I saw the first two shows.
They are taking about Black wholes singularities and all such things.
I think it is a good way to understand it. I have read that time is no different to the spatial dimensions in a mathematical sense. Although we cannot significantly change the passage of time for ourselves, it is important to understand that changes in the rate of the passage of time are factors to explain other phenomena such as muons formed by cosmic rays.
I don’t think it’s a dimension because as you stated, it’s not one we can move about in. Except for Doctor Who, I’m sadly going to have to say it’s not practical to think of time as a 4th dimension.
@PacificToast
Watch Discovery Channel Sundays at nine PM.
I was amazed about the possibilities. I find it difficult to explain in detail.
I will leave it to Dr Kaku and Professor Hawking’s.
@wundayatta Very insightful answer. Thank you.
@FireMadeFlesh I can see that side of the question, but still feel it is a poor choice of wording that tends to further confuse an already difficult to access concept.
@philosopher Watching Stephen Hawking’s Universe is what brought this question into my mind.
@ETpro
I have about a million questions.
Cool question.
I wish we had a Physicist on fluther.
The Physicist admitted they have many unanswered questions.
They hope to develop technology that would make approaching a Black Whole possible . It sounds like something that will not happen for a long time.
It would be amazing to know if an alternate Universe exist on the other side of a Black Hole.
@philosopher Thanks. BTW, not to be a grammar pest, but I think you intended to say black hole and not whole. If they were studying a black whole, they might slice through it and make two balck halfs to better understand its inner workings. Too bad we can’t do that.
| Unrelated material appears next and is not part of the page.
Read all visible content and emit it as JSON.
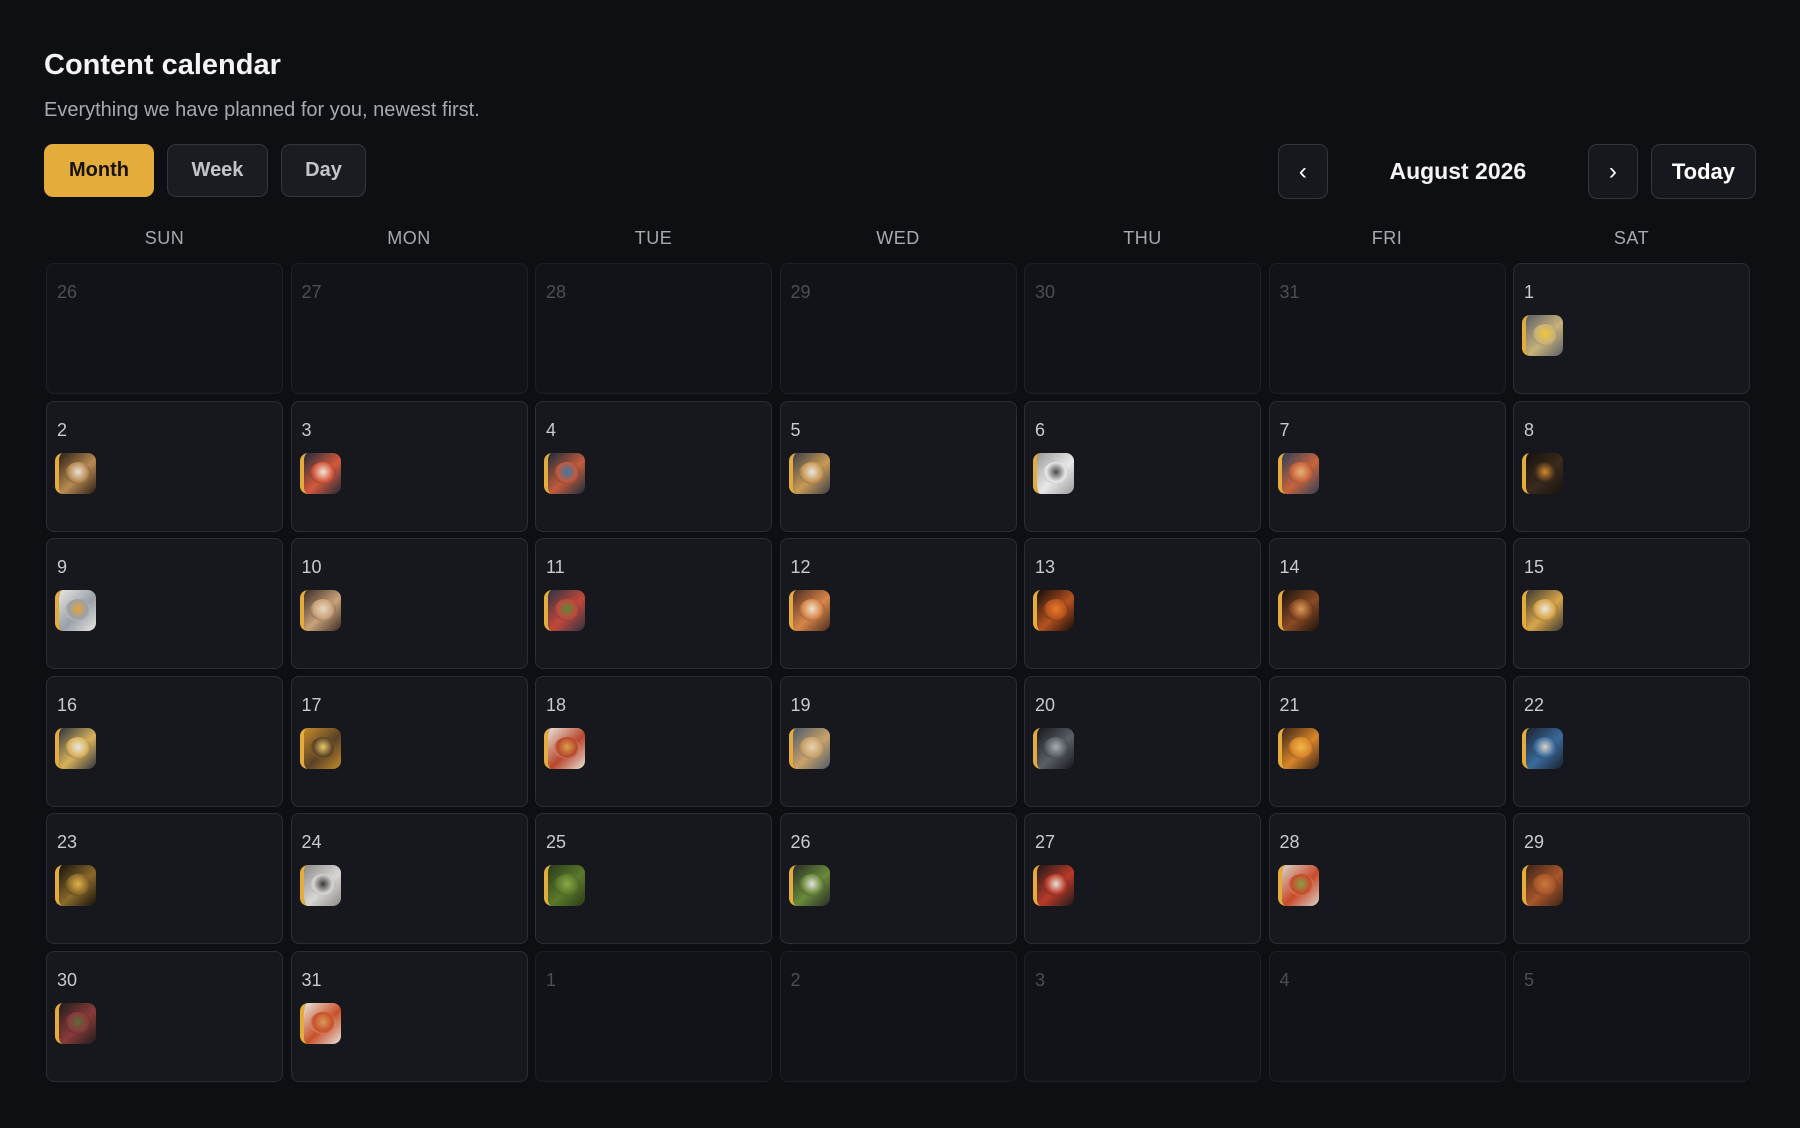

I am fascinated by the fact that the laws of physics break down inside a black hole. Time stops. So, nice place to visit if there were a way to get back out.
@ETpro
I agree and I always make errors when I am tried.
I love Science.
@philosopher I, too, find science fascinating. And not to worry about spelling errors. I owe what little I do manage to write properly to the help of the built-in Firefox highlighter that catches misspellings. But of course, it’s perfectly happy with whole for whole, and your for you’re. Some are bound to slip past the best spelling and grammar sweep.
@philosopher I have instant access to a physicist, and I often ask him to render his opinion on questions. This really isn’t a physics question, though, but a math one.
In the meanwhile we are only moving through clock time.
I understand the theoretical basis for seeing the relationship between space and time and to appreciate the 3 dimensions fully requires incorporating the temporal dimension as well. I believe the better we understand the parameters of space-time, the better we will understand the universe and how we relate to it.
@ETpro “I can see that side of the question, but still feel it is a poor choice of wording that tends to further confuse an already difficult to access concept.”
If time were not referred to as a dimension, we would not be able to understand light cones as well, or any other diagram that we use to help understand the implications of Relativity. It may be confusing at first to view time as a dimension, but it is far more difficult when you study it in depth if you haven’t been referring to it as such all along.
@Rarebear
I wish I had a Scientist to watch with me and asked questions.
I have to admit I took many Science classes in college. I complained back then but I learned a lot. Not enough to totally comprehend everything on Sundays show.
They have made many new discoveries.
I wish more people cared about Science because it will greatly effect the Human Race.
Thankfully we have people on here that don’t say, I don’t know. I hope this show can make young Child like Science too.